If a player previously played your game and then sees a new ad and starts playing again, they can be re-attributed as a new install under the new campaign:

  • Revenue generated after the new attribution is tracked in the new cohort.
  • Revenue from the player's original period of play remains with the original cohort (if still within the data retention window).
  • If the original cohort is old enough to have aged out of the data retention window, the player appears only in the new cohort with no overlap.

How revenue is calculated

In-app purchase revenue (IAP)

IAP revenue is calculated from purchase transaction events. The amounts reported are estimated net revenue — after platform fees and excluding tax. Because fee structures vary, these are estimates and may differ slightly from your own accounting.

In-app advertising revenue (IAA)

IAA revenue is calculated from Audience Network ad impression events in your game. Revenue for each impression is determined by the ad's pricing model:

Pricing ModelHow Revenue Is Calculated
Price-target adsBased on the price target value set for the ad placement
Standard (waterfall) adsBased on the capped price and publisher payout rate

Note: IAA revenue calculations may not capture all demand sources equally.
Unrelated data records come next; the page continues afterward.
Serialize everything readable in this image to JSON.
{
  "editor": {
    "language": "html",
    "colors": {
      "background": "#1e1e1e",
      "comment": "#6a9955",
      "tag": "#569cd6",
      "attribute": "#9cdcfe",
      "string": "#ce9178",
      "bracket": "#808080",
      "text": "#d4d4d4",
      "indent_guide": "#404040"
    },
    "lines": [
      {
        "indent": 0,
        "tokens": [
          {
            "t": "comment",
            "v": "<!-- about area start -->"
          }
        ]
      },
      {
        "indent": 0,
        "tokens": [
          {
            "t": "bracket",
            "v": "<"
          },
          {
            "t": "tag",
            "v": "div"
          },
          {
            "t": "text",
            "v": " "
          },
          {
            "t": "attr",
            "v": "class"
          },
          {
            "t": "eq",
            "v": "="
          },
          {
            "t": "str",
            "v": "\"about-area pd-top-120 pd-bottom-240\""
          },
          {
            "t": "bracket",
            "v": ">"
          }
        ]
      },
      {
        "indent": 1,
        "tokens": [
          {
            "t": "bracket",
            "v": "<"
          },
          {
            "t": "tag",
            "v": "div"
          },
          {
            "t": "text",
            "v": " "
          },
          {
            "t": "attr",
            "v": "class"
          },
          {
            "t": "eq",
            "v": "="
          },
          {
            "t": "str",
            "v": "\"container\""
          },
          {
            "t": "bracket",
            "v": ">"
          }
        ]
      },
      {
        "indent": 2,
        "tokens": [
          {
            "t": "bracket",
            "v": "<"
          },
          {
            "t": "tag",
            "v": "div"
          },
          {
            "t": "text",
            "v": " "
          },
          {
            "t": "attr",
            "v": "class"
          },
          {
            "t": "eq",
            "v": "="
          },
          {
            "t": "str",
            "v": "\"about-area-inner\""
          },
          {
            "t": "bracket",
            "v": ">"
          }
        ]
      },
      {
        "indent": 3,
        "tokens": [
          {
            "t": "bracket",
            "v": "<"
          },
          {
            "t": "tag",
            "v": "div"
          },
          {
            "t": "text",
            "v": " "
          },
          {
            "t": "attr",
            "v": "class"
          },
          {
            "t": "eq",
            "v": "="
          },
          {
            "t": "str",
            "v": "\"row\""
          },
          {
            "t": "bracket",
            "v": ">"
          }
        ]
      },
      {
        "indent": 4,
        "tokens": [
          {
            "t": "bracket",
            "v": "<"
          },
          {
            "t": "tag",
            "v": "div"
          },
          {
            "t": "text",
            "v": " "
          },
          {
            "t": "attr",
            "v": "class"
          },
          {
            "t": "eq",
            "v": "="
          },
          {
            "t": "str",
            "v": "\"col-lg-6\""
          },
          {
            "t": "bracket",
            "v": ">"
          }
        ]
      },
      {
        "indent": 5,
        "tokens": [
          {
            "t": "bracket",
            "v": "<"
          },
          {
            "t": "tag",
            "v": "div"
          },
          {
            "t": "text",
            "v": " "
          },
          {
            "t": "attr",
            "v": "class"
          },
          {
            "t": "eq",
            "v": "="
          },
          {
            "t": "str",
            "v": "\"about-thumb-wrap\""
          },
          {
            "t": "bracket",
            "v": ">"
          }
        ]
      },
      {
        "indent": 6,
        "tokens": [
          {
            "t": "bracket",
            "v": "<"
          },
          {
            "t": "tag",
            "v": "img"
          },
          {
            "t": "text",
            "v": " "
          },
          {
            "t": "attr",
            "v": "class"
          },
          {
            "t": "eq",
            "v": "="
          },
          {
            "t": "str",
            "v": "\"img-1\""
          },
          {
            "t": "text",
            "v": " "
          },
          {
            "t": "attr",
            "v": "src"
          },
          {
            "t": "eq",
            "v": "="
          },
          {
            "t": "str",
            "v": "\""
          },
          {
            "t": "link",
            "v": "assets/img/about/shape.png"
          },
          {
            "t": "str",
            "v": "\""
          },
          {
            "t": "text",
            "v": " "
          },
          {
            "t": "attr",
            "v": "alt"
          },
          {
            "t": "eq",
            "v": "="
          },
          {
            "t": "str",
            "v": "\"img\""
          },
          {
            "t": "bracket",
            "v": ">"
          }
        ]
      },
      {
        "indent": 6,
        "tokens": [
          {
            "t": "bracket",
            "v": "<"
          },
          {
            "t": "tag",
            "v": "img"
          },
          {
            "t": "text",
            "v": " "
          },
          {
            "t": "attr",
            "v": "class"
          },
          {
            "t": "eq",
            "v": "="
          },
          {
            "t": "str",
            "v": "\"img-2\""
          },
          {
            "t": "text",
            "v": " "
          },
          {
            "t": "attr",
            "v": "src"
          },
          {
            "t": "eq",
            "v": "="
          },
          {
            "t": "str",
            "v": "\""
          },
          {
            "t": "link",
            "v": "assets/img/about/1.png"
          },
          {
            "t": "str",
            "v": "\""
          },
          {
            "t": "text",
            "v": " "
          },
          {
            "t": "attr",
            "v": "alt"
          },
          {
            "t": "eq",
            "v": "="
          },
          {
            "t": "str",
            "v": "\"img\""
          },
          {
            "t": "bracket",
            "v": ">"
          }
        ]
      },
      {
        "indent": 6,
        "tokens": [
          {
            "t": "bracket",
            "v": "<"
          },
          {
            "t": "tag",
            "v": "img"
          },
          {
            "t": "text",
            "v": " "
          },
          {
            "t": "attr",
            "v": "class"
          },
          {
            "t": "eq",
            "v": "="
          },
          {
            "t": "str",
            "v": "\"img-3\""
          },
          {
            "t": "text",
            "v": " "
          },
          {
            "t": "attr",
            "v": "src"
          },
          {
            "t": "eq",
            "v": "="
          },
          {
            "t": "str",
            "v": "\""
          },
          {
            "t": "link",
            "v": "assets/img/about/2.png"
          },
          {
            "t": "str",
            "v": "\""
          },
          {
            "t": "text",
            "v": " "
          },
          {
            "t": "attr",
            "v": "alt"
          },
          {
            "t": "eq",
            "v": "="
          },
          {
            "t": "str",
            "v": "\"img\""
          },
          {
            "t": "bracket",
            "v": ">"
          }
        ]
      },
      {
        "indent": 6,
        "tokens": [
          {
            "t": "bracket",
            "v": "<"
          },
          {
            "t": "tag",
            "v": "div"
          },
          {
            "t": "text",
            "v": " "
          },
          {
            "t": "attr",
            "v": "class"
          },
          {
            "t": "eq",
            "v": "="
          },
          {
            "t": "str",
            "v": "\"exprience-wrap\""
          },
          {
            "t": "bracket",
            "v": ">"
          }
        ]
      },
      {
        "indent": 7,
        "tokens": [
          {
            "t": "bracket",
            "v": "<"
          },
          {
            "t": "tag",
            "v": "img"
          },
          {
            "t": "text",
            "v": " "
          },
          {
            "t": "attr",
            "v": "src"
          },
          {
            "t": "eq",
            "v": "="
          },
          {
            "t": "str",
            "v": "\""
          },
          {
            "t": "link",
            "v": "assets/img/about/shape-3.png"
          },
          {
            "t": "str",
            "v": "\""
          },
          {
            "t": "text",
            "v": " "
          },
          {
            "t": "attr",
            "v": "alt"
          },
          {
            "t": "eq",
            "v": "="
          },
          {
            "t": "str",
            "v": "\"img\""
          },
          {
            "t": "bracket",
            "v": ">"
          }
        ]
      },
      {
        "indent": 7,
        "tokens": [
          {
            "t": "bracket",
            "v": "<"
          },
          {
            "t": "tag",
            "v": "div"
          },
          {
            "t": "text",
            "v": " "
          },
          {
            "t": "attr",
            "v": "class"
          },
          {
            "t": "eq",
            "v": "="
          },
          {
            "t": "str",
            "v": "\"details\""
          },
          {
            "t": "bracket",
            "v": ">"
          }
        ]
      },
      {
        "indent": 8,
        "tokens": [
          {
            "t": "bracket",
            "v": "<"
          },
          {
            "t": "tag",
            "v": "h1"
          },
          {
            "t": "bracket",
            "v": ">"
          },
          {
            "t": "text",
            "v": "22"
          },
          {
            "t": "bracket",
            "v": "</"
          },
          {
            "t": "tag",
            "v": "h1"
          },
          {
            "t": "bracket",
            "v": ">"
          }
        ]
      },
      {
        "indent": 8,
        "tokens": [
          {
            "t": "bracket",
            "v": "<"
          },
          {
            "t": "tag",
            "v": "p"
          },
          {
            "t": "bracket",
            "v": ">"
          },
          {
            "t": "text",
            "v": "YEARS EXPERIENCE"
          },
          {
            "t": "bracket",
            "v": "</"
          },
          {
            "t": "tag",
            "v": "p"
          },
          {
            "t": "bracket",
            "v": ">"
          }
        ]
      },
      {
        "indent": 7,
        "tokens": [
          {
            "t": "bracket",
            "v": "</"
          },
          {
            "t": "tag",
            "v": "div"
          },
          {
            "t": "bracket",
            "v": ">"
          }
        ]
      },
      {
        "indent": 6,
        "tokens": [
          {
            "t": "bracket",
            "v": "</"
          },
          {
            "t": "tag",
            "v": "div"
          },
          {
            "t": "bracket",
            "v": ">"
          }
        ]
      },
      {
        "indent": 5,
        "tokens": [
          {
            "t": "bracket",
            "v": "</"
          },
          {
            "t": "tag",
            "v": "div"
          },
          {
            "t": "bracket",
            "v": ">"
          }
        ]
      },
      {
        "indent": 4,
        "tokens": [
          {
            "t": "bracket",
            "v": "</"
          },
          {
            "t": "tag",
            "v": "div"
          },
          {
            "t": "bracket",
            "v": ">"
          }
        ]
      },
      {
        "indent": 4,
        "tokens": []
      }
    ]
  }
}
If you notice that your IAA revenue in ROAS Measurement is lower than expected compared to your Monetization Manager reports, this may be due to differences in how revenue is recorded across pricing models.

LTV and kLTV

Revenue is aggregated into lifetime value metrics:

MetricFormula
LTVIAA revenue + IAP revenue per player, accumulated over the attribution window
kLTVLTV + revenue from social installs attributed to the campaign
ROASLTV / ad spend
kROASkLTV / ad spend (always >= ROAS)

Differences from Ads Manager

ROAS Measurement and Ads Manager are built on independent measurement systems. The following differences are expected and by design:

FactorROAS MeasurementAds Manager
ScopeInstant Games (onsite) onlyOnsite and offsite (including native app installs)
Revenue typesIAA + IAP (net, estimated)IAP only (gross)
IAA includedYesNo
Attribution window (revenue)Up to 180 daysTypically 1-day or 7-day
Time calculationCalendar dates (discrete daily buckets)Timestamps (continuous)
TimezoneFixed to Pacific TimeConfigurable per ad account
Data latencyUp to 48 hoursNear real-time
Returning playersCounted as new installsExcluded if played within last 90 days
Cross-platformInstant Games sessions onlyMay include native app conversions if same app ID

Because of these differences, you should not expect ROAS Measurement numbers to match Ads Manager exactly. Both tools provide valuable but different perspectives on campaign performance:

  • Use Ads Manager for real-time campaign management, bid optimization, and budget pacing.
  • Use ROAS Measurement for long-term profitability analysis, understanding viral value (kROAS), and evaluating the full revenue picture including IAA.

Best practices for accurate analysis

  • Analyze cohorts individually. Compare cohorts at the same Day-X maturity for fair comparisons. Avoid summing revenue across cohorts to estimate total revenue.
  • Use kROAS for profitability decisions. If your game has strong social mechanics, kROAS gives you a more complete picture of campaign value than ROAS alone.
  • Wait for data to mature. Recent cohorts will have incomplete revenue data. Allow at least 7-14 days before drawing conclusions about a cohort's performance.
  • Cross-reference with Monetization Manager. If your IAA numbers seem low, compare with your Monetization Manager reports to understand the full picture of your ad revenue.
  • Account for timezone differences. ROAS Measurement uses Pacific Time. If your player base is concentrated in a different timezone, Day-0 metrics may appear smaller or larger than expected.
  • Factor in data latency. Metrics may be delayed by up to 48 hours. Do not compare very recent ROAS Measurement data with real-time Ads Manager data.